Ich habe eindeutig entschieden, dass meine Mutter ihr Leben lebt, und ich wähle mein eigenes

Vorbei sind die Gefühle von Schuld und Verrat

Es besteht keine Notwendigkeit mehr, ihr auf die gleiche Weise treu zu bleiben – ihre Zustände, Gefühle zu teilen und ihr Schicksal zu wiederholen

Ich habe eine neue Verbindung zu meiner Mutter geschaffen - ich habe sie so akzeptiert wie sie ist, dass wir anders sind, gleichzeitig lieben und respektieren wir uns

Ich habe gelernt, Konflikte zu vermeiden, wütend auf meine Mutter zu werden und ihr alle Gefühle offen auszudrücken

Ich kann ihren unbewussten Versuchen widerstehen, die Schuld zuzuschieben und nicht darauf hereinzufallen

Ich habe mir ein neues inneres Bild meiner Mutter geschaffen, auf das Sie sich verlassen können

Die wichtigste Errungenschaft ist, dass ich mich auf mein Leben konzentriert habe, meine eigene Unzufriedenheit mit mir selbst gesehen und umgesetzt habe und begonnen habe, echte Schritte in Richtung meiner Entwicklung zu gehen

Ich habe klar verstanden, dass ich früher viel Energie darauf verwendet habe, die echte (äußere) Mutter zu verändern, Schuldgefühle zu empfinden und mich wie ein Verräter zu fühlen. Jetzt kehrte meine Energie zu mir zurück und ich richtete sie auf Veränderungen in meinem eigenen Leben

Der Psychotherapie ist es zu verdanken, dass man den Versuchen, die wirkliche (äußere) Mutter zu verändern, ein Ende bereiten kann. Stellen Sie sich vor, es ist durchaus möglich, Ihre innere Mutter glücklich zu machen, ihr inneres Image zu ändern - zu einer erwachsenen Frau heranzuwachsen. Eine solche Mutter ist lebendig und echt. Sie kann stark und schwach sein, sie kann traurig sein, weinen, sich freuen und glücklich sein, sie kann ihre Lebensfragen selbst lösen, sich auf sich und andere verlassen. Sie fühlt sich in der materiellen Welt sicher und kann auf sich und andere aufpassen.

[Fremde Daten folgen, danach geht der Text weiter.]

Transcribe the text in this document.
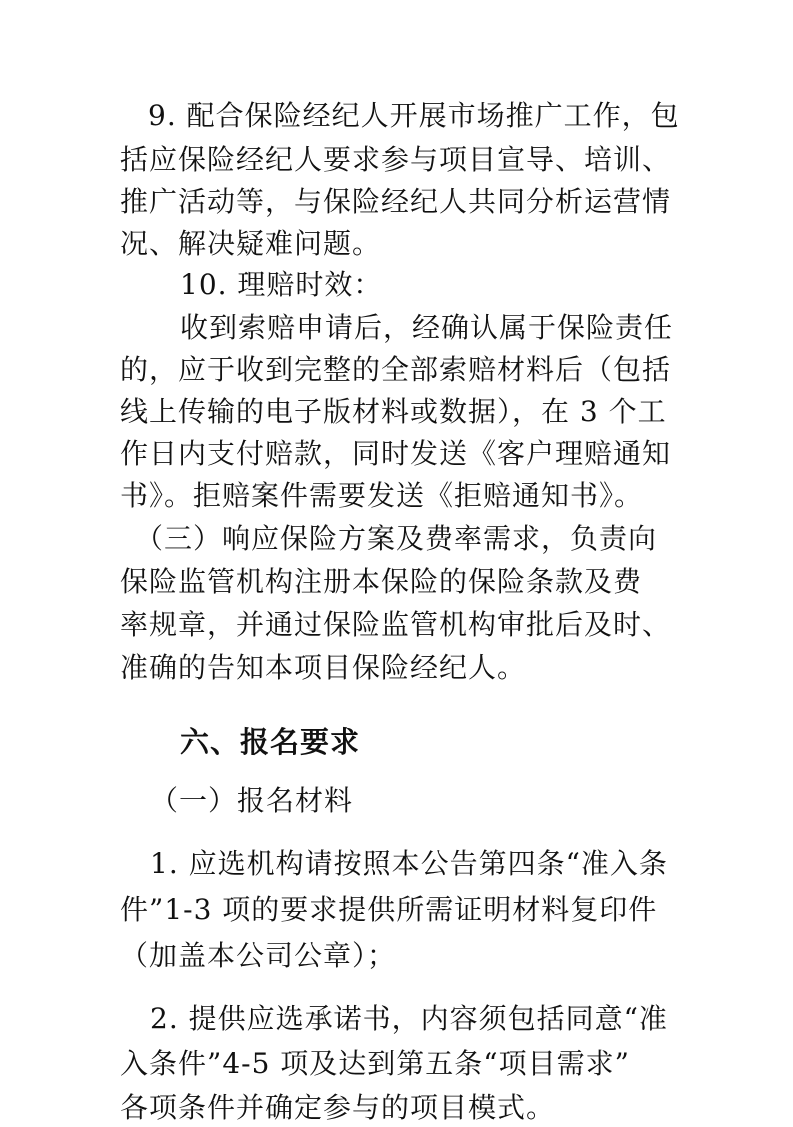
9. 配合保险经纪人开展市场推广工作，包
括应保险经纪人要求参与项目宣导、培训、
推广活动等，与保险经纪人共同分析运营情
况、解决疑难问题。
10. 理赔时效：
收到索赔申请后，经确认属于保险责任
的，应于收到完整的全部索赔材料后（包括
线上传输的电子版材料或数据），在 3 个工
作日内支付赔款，同时发送《客户理赔通知
书》。拒赔案件需要发送《拒赔通知书》。
（三）响应保险方案及费率需求，负责向
保险监管机构注册本保险的保险条款及费
率规章，并通过保险监管机构审批后及时、
准确的告知本项目保险经纪人。
六、报名要求
（一）报名材料
1. 应选机构请按照本公告第四条“准入条
件”1-3 项的要求提供所需证明材料复印件
（加盖本公司公章）；
2. 提供应选承诺书，内容须包括同意“准
入条件”4-5 项及达到第五条“项目需求”
各项条件并确定参与的项目模式。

Unser Vertrauen auf eine starke Mutter gibt unglaubliches Potenzial für Kreativität und Verwirklichung in Ihrem eigenen Leben! Eine solche Mutter segnet, weil sie liebt. Sie kann ihr Kind innerlich loslassen, nicht an ihm festhalten und es nicht durch ihre bedürftige Liebe festhalten. Und ein Kind, egal wie alt es ist, wird nicht in der Lage sein, bei einer so ganzen Mutter zu bleiben.

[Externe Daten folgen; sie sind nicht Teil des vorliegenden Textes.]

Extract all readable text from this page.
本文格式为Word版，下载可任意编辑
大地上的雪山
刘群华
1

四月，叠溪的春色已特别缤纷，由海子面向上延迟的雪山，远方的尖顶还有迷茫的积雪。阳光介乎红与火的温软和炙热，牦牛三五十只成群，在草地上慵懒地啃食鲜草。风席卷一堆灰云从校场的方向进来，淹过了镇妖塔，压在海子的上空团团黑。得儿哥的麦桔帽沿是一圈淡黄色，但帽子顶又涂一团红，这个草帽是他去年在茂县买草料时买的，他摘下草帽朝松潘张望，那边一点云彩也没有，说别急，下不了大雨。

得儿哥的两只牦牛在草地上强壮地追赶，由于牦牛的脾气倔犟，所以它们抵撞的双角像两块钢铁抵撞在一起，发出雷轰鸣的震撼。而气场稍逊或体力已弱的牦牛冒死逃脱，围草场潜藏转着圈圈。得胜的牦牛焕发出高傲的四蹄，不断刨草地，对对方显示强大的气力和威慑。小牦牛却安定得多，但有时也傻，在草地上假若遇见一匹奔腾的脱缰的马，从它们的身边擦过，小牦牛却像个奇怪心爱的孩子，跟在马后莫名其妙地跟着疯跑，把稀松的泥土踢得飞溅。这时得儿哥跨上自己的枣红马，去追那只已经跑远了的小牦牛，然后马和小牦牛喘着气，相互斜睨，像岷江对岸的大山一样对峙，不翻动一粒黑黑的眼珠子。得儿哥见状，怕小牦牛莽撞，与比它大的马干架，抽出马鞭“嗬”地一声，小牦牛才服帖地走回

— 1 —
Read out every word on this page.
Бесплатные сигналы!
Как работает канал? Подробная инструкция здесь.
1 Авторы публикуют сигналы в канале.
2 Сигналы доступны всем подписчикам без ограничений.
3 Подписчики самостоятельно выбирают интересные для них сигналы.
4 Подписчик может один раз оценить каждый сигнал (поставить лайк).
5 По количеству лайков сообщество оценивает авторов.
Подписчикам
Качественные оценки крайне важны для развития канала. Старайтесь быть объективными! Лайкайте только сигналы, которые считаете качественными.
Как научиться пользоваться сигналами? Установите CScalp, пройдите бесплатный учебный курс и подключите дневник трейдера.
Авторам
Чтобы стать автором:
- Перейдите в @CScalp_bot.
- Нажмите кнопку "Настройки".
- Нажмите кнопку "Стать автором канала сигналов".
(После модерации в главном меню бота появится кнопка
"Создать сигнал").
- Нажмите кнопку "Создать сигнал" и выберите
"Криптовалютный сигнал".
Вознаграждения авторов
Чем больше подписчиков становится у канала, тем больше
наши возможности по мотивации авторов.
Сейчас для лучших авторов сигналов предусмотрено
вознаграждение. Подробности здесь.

Ich kann nicht sagen, dass die Arbeit an diesem Thema endgültig abgeschlossen ist, da das Leben ständig neue Denkanstösse aufwirft und der Prozess der inneren Transformation noch im Gange ist. Aber ich weiß aus meiner Erfahrung und den Geschichten meiner Klienten, dass es absolut real ist, sich von Schuldgefühlen und Verrat zu trennen, das innere Bild meiner Mutter zu ändern und sich selbst und mein Leben zu wählen.

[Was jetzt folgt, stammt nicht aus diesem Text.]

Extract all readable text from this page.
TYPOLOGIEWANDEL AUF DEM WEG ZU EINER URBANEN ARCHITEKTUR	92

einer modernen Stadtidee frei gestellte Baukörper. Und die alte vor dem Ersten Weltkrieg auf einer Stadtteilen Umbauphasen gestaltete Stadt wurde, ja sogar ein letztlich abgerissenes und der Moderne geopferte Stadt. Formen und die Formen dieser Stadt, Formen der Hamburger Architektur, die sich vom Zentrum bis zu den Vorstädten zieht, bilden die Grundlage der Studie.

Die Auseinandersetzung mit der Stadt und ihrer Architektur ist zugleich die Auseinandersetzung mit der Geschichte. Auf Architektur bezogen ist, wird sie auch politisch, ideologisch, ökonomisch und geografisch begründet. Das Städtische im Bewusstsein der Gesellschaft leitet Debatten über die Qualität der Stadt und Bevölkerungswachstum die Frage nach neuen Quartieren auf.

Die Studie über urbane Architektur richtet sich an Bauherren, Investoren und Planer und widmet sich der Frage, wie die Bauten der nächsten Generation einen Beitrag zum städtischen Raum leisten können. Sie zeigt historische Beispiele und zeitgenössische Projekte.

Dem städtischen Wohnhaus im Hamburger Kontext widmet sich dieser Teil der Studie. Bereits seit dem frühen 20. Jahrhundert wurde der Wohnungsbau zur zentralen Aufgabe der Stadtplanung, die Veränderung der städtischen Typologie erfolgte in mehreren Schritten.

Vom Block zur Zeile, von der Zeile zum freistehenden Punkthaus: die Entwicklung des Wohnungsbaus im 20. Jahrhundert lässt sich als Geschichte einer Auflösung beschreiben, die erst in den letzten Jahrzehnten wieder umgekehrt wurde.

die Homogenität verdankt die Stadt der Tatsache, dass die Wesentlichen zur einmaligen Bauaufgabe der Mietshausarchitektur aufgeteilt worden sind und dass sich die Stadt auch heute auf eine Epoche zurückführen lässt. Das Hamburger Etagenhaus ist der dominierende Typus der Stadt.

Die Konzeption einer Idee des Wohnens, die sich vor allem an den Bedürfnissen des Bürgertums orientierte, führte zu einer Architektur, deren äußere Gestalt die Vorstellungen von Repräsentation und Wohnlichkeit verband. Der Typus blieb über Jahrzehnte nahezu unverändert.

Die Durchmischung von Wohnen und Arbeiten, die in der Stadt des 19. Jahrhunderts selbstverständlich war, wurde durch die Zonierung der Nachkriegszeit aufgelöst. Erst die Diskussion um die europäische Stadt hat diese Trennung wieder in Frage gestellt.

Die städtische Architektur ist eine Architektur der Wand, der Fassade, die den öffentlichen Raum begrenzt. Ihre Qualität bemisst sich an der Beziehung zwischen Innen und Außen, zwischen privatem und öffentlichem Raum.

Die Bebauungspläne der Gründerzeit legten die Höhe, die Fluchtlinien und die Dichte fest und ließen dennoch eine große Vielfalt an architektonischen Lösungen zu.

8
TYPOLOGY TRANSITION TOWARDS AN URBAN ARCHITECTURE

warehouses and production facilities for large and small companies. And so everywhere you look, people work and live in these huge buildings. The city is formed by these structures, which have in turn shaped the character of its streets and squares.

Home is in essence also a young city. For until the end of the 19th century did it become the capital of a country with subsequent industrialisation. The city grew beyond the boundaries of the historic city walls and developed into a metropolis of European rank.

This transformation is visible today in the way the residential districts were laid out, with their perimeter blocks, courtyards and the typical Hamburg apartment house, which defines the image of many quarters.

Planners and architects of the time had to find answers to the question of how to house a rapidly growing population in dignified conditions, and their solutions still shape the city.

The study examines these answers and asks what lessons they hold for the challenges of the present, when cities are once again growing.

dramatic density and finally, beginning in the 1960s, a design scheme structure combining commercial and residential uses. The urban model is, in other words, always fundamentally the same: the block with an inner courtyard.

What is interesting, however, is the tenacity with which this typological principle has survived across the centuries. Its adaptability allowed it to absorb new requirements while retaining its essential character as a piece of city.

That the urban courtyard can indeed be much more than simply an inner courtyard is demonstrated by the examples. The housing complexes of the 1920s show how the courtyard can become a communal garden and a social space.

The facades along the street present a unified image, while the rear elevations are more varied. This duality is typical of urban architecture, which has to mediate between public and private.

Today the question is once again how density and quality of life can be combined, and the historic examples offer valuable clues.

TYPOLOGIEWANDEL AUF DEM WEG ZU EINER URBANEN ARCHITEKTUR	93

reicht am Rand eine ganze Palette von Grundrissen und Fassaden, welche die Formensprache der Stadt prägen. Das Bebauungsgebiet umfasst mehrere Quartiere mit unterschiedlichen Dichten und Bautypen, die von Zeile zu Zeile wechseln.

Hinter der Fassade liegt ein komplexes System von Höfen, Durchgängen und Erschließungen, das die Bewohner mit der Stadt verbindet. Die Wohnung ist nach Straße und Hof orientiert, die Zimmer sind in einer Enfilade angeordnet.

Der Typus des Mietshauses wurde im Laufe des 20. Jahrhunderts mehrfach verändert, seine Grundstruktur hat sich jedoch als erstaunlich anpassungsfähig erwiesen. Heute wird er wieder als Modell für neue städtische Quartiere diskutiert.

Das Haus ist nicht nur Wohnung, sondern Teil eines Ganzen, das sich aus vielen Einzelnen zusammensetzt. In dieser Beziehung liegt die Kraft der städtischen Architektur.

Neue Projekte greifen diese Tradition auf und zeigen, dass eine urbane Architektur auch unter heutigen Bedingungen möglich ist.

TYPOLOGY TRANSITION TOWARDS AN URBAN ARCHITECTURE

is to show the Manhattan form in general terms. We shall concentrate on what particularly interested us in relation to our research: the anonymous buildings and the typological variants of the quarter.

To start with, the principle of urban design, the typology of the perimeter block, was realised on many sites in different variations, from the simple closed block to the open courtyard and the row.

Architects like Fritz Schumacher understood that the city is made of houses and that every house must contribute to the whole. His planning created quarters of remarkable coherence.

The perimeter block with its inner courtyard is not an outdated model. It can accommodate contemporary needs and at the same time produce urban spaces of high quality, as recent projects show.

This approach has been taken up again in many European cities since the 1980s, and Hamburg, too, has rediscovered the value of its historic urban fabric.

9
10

An sich selbst zu arbeiten ist keine endlose Bestrafung, keine Zeit- und Geldverschwendung, sondern eine aufregende Reise, auf der Sie Ihre innere Welt tief kennen, sich selbst heilen, Ihre führenden mentalen Zustände identifizieren und verändern können, die die Ereignisse Ihres Lebens zu 100% beeinflussen, Beziehungen zu Menschen und der Welt.

Alles kann geändert werden, auch wenn es schon hoffnungslos, spät, unmöglich erscheint und du deine Mutter nicht reparieren kannst, denn es geht nur um uns selbst und darum, was wir wirklich von unserem Leben wollen.